Perspectives

Pourquoi l'IA générative aggrave les goulots d'innovation

Par Adam G·

La plupart des organisations achètent de la vitesse à l’étape qui n’a jamais été lente.

Cet été, je me suis penché sur un cadre de la Harvard Business School — un document de travail de chercheurs proposant ce qu’ils appellent une perspective du goulot d’étranglement humain sur l’innovation (HBS WP 26-094, 2026). Leur prémisse est discrètement radicale. Les contraintes qui freinent le processus d’innovation sont rarement techniques. Elles sont cognitives et sociales. Elles résident dans la façon dont les gens génèrent des idées, jugent la nouveauté et font voyager les idées à travers les systèmes sociaux. Et l’IA générative n’agit pas de manière uniforme sur ces contraintes. À chaque étape, elle en soulage certaines et en aggrave d’autres.

Cette dernière partie est la phrase à laquelle je reviens sans cesse. Nous parlons de l’IA comme s’il s’agissait d’une marée qui soulève tout. C’est plutôt un levier. L’endroit où vous le placez détermine si quelque chose bouge ou se brise.

Examinons les étapes

Regardons les étapes. La génération d’idées était véritablement contrainte — un petit groupe de personnes, un nombre fini d’heures, les limites de ses propres lectures. L’IA soulage cette contrainte presque complètement. Les organisations peuvent maintenant produire plus d’idées plausibles en un après-midi qu’elles n’en produisaient auparavant en un trimestre.

Mais la sélection était également contrainte, et l’IA ne la soulage pas de la même manière. Juger la nouveauté exige de savoir ce qui a été tenté, ce qui a échoué, ce que l’organisation peut réellement absorber. Ce jugement repose sur des connaissances tacites détenues par un petit nombre de personnes. Ainsi, lorsque la production d’idées se multiplie et que la capacité de sélection reste fixe, le goulot d’étranglement ne disparaît pas. Il se déplace — et il retombe sur les personnes qui constituaient déjà la contrainte.

Je soupçois que c’est la raison pour laquelle tant de programmes d’IA semblent curieusement décevants de l’intérieur. Le volume augmente. La vitesse de décision, non. Les dirigeants y voient un problème d’adoption et achètent de nouveaux outils pour l’étape qui était déjà rapide.
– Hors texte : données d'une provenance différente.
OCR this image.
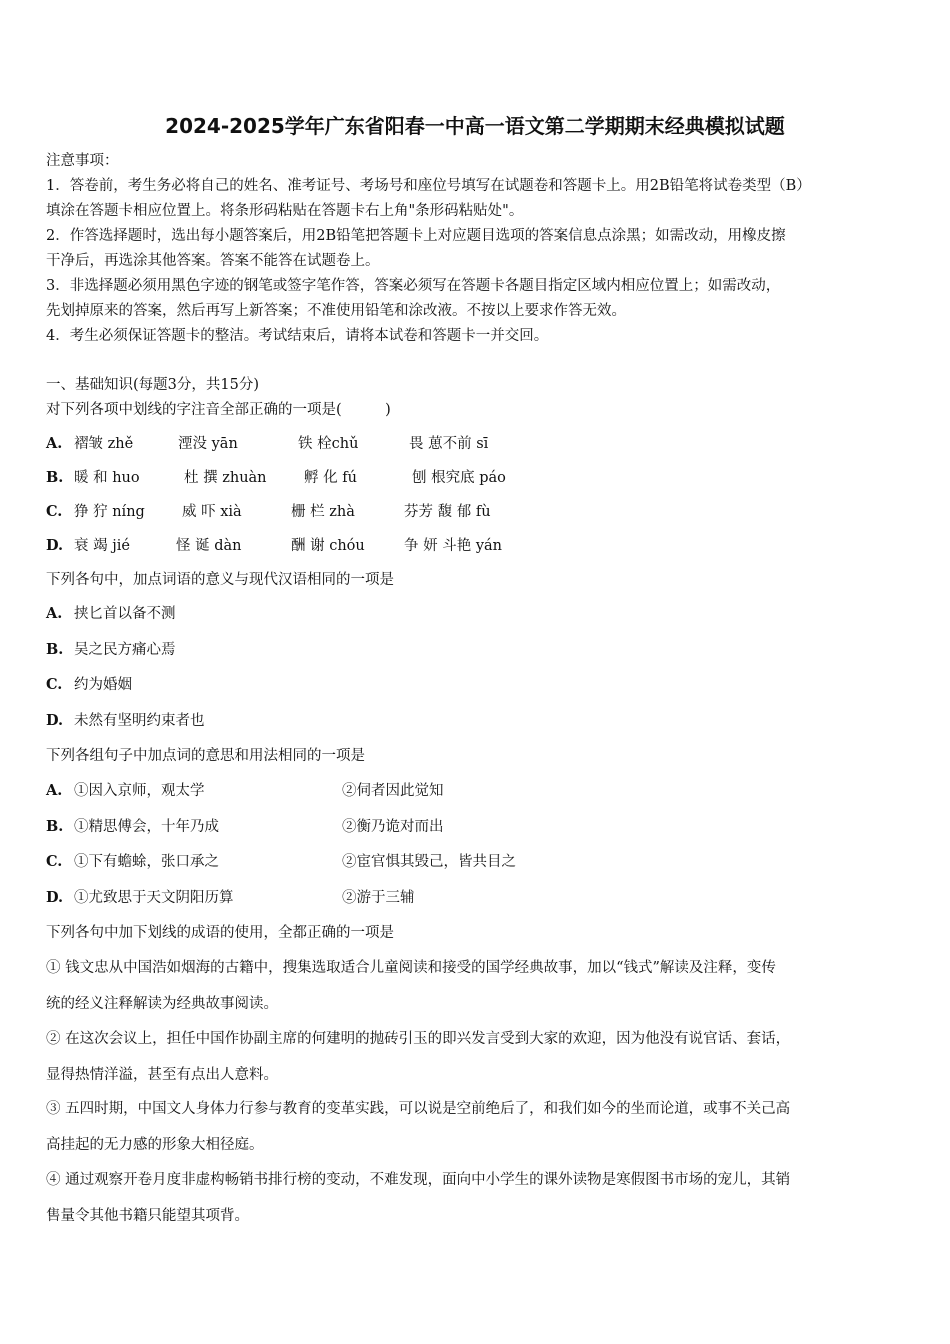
2024-2025学年广东省阳春一中高一语文第二学期期末经典模拟试题
注意事项：
1．答卷前，考生务必将自己的姓名、准考证号、考场号和座位号填写在试题卷和答题卡上。用2B铅笔将试卷类型（B）
填涂在答题卡相应位置上。将条形码粘贴在答题卡右上角"条形码粘贴处"。
2．作答选择题时，选出每小题答案后，用2B铅笔把答题卡上对应题目选项的答案信息点涂黑；如需改动，用橡皮擦
干净后，再选涂其他答案。答案不能答在试题卷上。
3．非选择题必须用黑色字迹的钢笔或签字笔作答，答案必须写在答题卡各题目指定区域内相应位置上；如需改动，
先划掉原来的答案，然后再写上新答案；不准使用铅笔和涂改液。不按以上要求作答无效。
4．考生必须保证答题卡的整洁。考试结束后，请将本试卷和答题卡一并交回。
一、基础知识(每题3分，共15分)
对下列各项中划线的字注音全部正确的一项是(　　　)
A. 褶皱 zhě	湮没 yān	铁 栓chǔ	畏 葸不前 sī
B. 暖 和 huo	杜 撰 zhuàn	孵 化 fú	刨 根究底 páo
C. 狰 狞 níng	威 吓 xià	栅 栏 zhà	芬芳 馥 郁 fù
D. 衰 竭 jié	怪 诞 dàn	酬 谢 chóu	争 妍 斗艳 yán
下列各句中，加点词语的意义与现代汉语相同的一项是
A. 挟匕首以备不测
B. 吴之民方痛心焉
C. 约为婚姻
D. 未然有坚明约束者也
下列各组句子中加点词的意思和用法相同的一项是
A. ①因入京师，观太学	②伺者因此觉知
B. ①精思傅会，十年乃成	②衡乃诡对而出
C. ①下有蟾蜍，张口承之	②宦官惧其毁己，皆共目之
D. ①尤致思于天文阴阳历算	②游于三辅
下列各句中加下划线的成语的使用，全都正确的一项是
① 钱文忠从中国浩如烟海的古籍中，搜集选取适合儿童阅读和接受的国学经典故事，加以“钱式”解读及注释，变传
统的经义注释解读为经典故事阅读。
② 在这次会议上，担任中国作协副主席的何建明的抛砖引玉的即兴发言受到大家的欢迎，因为他没有说官话、套话，
显得热情洋溢，甚至有点出人意料。
③ 五四时期，中国文人身体力行参与教育的变革实践，可以说是空前绝后了，和我们如今的坐而论道，或事不关己高
高挂起的无力感的形象大相径庭。
④ 通过观察开卷月度非虚构畅销书排行榜的变动，不难发现，面向中小学生的课外读物是寒假图书市场的宠儿，其销
售量令其他书籍只能望其项背。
Une seconde littérature précise le propos

Une seconde littérature précise le propos. Des travaux publiés cette année dans Frontiers in Psychology distinguent deux façons dont les gens confient leur réflexion à une machine. Dans le délestage dépendant, la personne délègue le jugement lui-même et accepte le résultat. Dans le délestage autonome, la personne délègue la production tout en conservant le jugement — en utilisant le livrable comme matière à interroger. Le comportement semble identique de l’extérieur. Le même outil, la même invite, le même document qui arrive à temps. Ce qui diffère, c’est l’endroit où l’esprit humain est resté dans la boucle.

Les organisations mesurent l’artefact. Elles ne peuvent donc pas les différencier. Et avec le temps, si seul l’artefact est mesuré, c’est la plus économique des deux habitudes qui l’emporte.

Quel goulot d’étranglement soulage-t-on réellement ?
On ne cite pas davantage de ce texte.